English    Türkçe    فارسی   

6
3785-3834

  • Gören göz, üç yüz tane sopadan daha iyidir. Mücevherle taşı ayırt eden gözdür. 3785
  • Hasılı dertler içinde acaba dünyada kim bu, bu resim kimin resmi diye araştırmaya koyuldular.
  • Bir hayli arayıp sorduktan sonra bir gün yolda gözü açık bir ihtiyara rastladılar. O, bu sırrı açtı.
  • Duyma yoluyla değil, aklına gelen ilham yoluyla bu sırrı buldu. Sırlar, onun gözünün önünde apaçıktı.
  • Dedi ki: Pervin denilen yıldız kümesi de buna haset eder. Bu, Çin Padişahının kızının resmidir.
  • O, can gibi, ana karnındaki çocuk gibi gizlidir. Sarayında perdeler arkasındadır. 3790
  • Yanına ne erkek çıkabilir, ne kadın. Padişah, onu fitnelere uğramaması için gizlemiştir.
  • Padişah onu pek kıskanır. Bulunduğu yerin damının üstünden kuş bile uçamaz.
  • Eyvah böyle bir sevdaya düşen gönüle. Hiç kimse böyle sevdaya uğramasın.
  • Bu bilgisizlik tohumunu eken, o öğütleri ehemmiyetsiz ve lüzumsuz gören kişinin layığıdır.
  • O kendi tedbirine güvendi, aklımla elbette bir iş başarırım dedi. 3795
  • Halbuki o inayetin bir zerresi bile aklından doğacak üç yüz ihtiyat tedbirinden daha iyidir.
  • Beyim kendi hileni bırak. Tanrı inayetine yürü orada öl.
  • Buna sayılı hilelerle ulaşılmaz. Sen ölmedikçe fayda yok vesselam.
  • Buhara’da bir Sadr-ı cihan vardı. Hangi dilenci, ağız açıp bir şey isterse onun umumi ihsanından hiçbir şey elde edemezdi. Bir yoksul alim, bunu unuttu, hırsının çokluğundan ve alay geçerken bir şey istedi. Sadr-ı cihan yüzünü çevirdi. Yoksul, her gün yeni bir hileye başvurur, kendini bazen kadın şekline sokar, çarşaf giyer, bazen kör gösterir, yüzünü, gözünü bağlardı. Fakat padişah, anlayışıyla onu derhal tanırdı.

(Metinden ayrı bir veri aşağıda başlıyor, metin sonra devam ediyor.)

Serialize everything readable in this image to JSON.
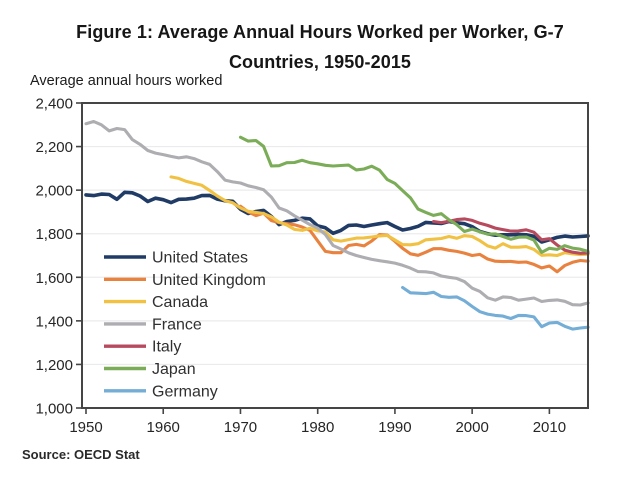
{
  "figure": {
    "title_line1": "Figure 1: Average Annual Hours Worked per Worker, G-7",
    "title_line2": "Countries, 1950-2015",
    "unit_label": "Average annual hours worked",
    "source": "Source: OECD Stat"
  },
  "chart_data": {
    "type": "line",
    "title": "Figure 1: Average Annual Hours Worked per Worker, G-7 Countries, 1950-2015",
    "xlabel": "",
    "ylabel": "Average annual hours worked",
    "xlim": [
      1949.5,
      2015
    ],
    "ylim": [
      1000,
      2400
    ],
    "grid": "faint horizontal gridlines every 200 hours",
    "legend_position": "inside-left",
    "x_ticks": [
      {
        "value": 1950,
        "label": "1950"
      },
      {
        "value": 1960,
        "label": "1960"
      },
      {
        "value": 1970,
        "label": "1970"
      },
      {
        "value": 1980,
        "label": "1980"
      },
      {
        "value": 1990,
        "label": "1990"
      },
      {
        "value": 2000,
        "label": "2000"
      },
      {
        "value": 2010,
        "label": "2010"
      }
    ],
    "y_ticks": [
      {
        "value": 2400,
        "label": "2,400"
      },
      {
        "value": 2200,
        "label": "2,200"
      },
      {
        "value": 2000,
        "label": "2,000"
      },
      {
        "value": 1800,
        "label": "1,800"
      },
      {
        "value": 1600,
        "label": "1,600"
      },
      {
        "value": 1400,
        "label": "1,400"
      },
      {
        "value": 1200,
        "label": "1,200"
      },
      {
        "value": 1000,
        "label": "1,000"
      }
    ],
    "series": [
      {
        "name": "United States",
        "color": "#1f3b66",
        "start_year": 1950,
        "values": [
          1978,
          1975,
          1982,
          1980,
          1958,
          1990,
          1988,
          1973,
          1948,
          1963,
          1956,
          1943,
          1958,
          1959,
          1963,
          1975,
          1976,
          1959,
          1951,
          1949,
          1912,
          1893,
          1902,
          1907,
          1879,
          1842,
          1856,
          1861,
          1871,
          1868,
          1836,
          1827,
          1802,
          1815,
          1838,
          1840,
          1833,
          1840,
          1846,
          1851,
          1833,
          1817,
          1824,
          1834,
          1852,
          1849,
          1847,
          1856,
          1850,
          1846,
          1832,
          1810,
          1800,
          1793,
          1795,
          1795,
          1797,
          1795,
          1788,
          1762,
          1772,
          1783,
          1789,
          1785,
          1787,
          1790
        ]
      },
      {
        "name": "United Kingdom",
        "color": "#e8823e",
        "start_year": 1970,
        "values": [
          1926,
          1900,
          1883,
          1894,
          1860,
          1851,
          1846,
          1841,
          1831,
          1815,
          1767,
          1719,
          1713,
          1713,
          1746,
          1751,
          1744,
          1767,
          1796,
          1794,
          1765,
          1733,
          1708,
          1701,
          1715,
          1731,
          1731,
          1724,
          1719,
          1711,
          1700,
          1705,
          1684,
          1674,
          1672,
          1673,
          1669,
          1670,
          1659,
          1643,
          1652,
          1625,
          1654,
          1669,
          1677,
          1674
        ]
      },
      {
        "name": "Canada",
        "color": "#f0c143",
        "start_year": 1961,
        "values": [
          2061,
          2054,
          2040,
          2031,
          2022,
          1999,
          1973,
          1952,
          1942,
          1918,
          1903,
          1898,
          1893,
          1877,
          1853,
          1840,
          1820,
          1815,
          1825,
          1813,
          1808,
          1772,
          1766,
          1773,
          1780,
          1781,
          1785,
          1790,
          1792,
          1771,
          1750,
          1749,
          1754,
          1772,
          1775,
          1778,
          1787,
          1779,
          1791,
          1787,
          1768,
          1744,
          1734,
          1754,
          1738,
          1738,
          1741,
          1728,
          1701,
          1703,
          1700,
          1713,
          1708,
          1704,
          1706
        ]
      },
      {
        "name": "France",
        "color": "#aeadb1",
        "start_year": 1950,
        "values": [
          2305,
          2315,
          2300,
          2272,
          2283,
          2278,
          2232,
          2210,
          2182,
          2170,
          2163,
          2155,
          2148,
          2153,
          2145,
          2130,
          2118,
          2085,
          2046,
          2038,
          2033,
          2020,
          2012,
          2002,
          1968,
          1918,
          1905,
          1882,
          1862,
          1842,
          1826,
          1796,
          1746,
          1730,
          1712,
          1700,
          1691,
          1682,
          1676,
          1671,
          1665,
          1655,
          1642,
          1626,
          1625,
          1620,
          1606,
          1600,
          1595,
          1580,
          1550,
          1535,
          1506,
          1495,
          1510,
          1507,
          1495,
          1500,
          1505,
          1489,
          1494,
          1496,
          1490,
          1474,
          1473,
          1482
        ]
      },
      {
        "name": "Italy",
        "color": "#b84a5e",
        "start_year": 1995,
        "values": [
          1856,
          1851,
          1857,
          1865,
          1868,
          1861,
          1848,
          1838,
          1826,
          1819,
          1812,
          1813,
          1818,
          1807,
          1772,
          1777,
          1748,
          1725,
          1715,
          1710,
          1712
        ]
      },
      {
        "name": "Japan",
        "color": "#7bad58",
        "start_year": 1970,
        "values": [
          2243,
          2225,
          2228,
          2201,
          2111,
          2112,
          2126,
          2127,
          2137,
          2126,
          2121,
          2114,
          2111,
          2113,
          2115,
          2093,
          2097,
          2110,
          2092,
          2049,
          2031,
          1998,
          1965,
          1913,
          1898,
          1884,
          1892,
          1864,
          1842,
          1810,
          1821,
          1809,
          1798,
          1799,
          1787,
          1775,
          1784,
          1785,
          1771,
          1714,
          1733,
          1728,
          1745,
          1734,
          1729,
          1719
        ]
      },
      {
        "name": "Germany",
        "color": "#74add6",
        "start_year": 1991,
        "values": [
          1553,
          1529,
          1527,
          1525,
          1531,
          1512,
          1508,
          1510,
          1492,
          1466,
          1442,
          1431,
          1425,
          1422,
          1411,
          1425,
          1424,
          1418,
          1373,
          1390,
          1393,
          1375,
          1362,
          1367,
          1371
        ]
      }
    ],
    "style": {
      "axis_color": "#454545",
      "grid_color": "#ebebee",
      "plot_bg": "#ffffff",
      "line_width": 3.1,
      "us_line_width": 3.6
    }
  }
}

  • Buhara’daki o ulu zat kendisinden bir şey isteyenlere çok iyi muamele ederdi.
  • Pek çok sayısız ihsanlarda bulunur, ta gecelere kadar cömertlik eder, altınlar saçardı. 3800
  • Altınları kağıt parçalarına sarar, öyle verirdi. Hasılı dünyada bulundukça hep böyle ihsanlar ederdi.
  • Güneş gibi, tertemiz ay gibiydi. Onlar da Tanrı’dan aldıkları aydınlığı halka saçarlar ya.
  • Toprağa altın bağışlayan kimdir? Güneş. Madendeki altın da ondandır, yıkık yerlerdeki hazine de.
  • Her sabah yoksulların bir kısmına ihsanda bulunuyordu. Bu suretle hiçbir tayfanın mahrum kalmamasını isterdi.
  • Bir gün dertlilere lütfeder, öbür gün dul kadınlara ihsanda bulunur. 3805
  • Daha öbür gün yoksul Alevilerle okuyup okutmakla uğraşan yoksul fakirlere kerem eder.
  • Daha öbürüsü gün halkın eli boşlarına para verir, daha öbürüsü gün de borçlulara ihsan ederdi.
  • Yalnız bir şartı vardı: kimse ağzını açıp bir şey istemeyecekti.
  • Geçeceği yolun kenarına bütün yoksullar duvar gibi dizilirler, susarlar beklerlerdi.
  • Birisi ağız açtı da bir şey istedi mi bir habbe bile alamazdı. 3810
  • Şartı kim susarsa kurtulur hükmüydü. Kesesi, kasesi, susanlarındı.
  • Nasılsa bir gün ihtiyarın biri, açım, bana zekat ver demişti.
  • İhtiyarı men ettiler. Ama o boyuna söylemekteydi. Halk hayretlere düştü.
  • Sadr-ı Cihan babacığım ne utanmaz ihtiyarsın dedi. İhtiyar sen benden daha ziyade utanmazsın dedi.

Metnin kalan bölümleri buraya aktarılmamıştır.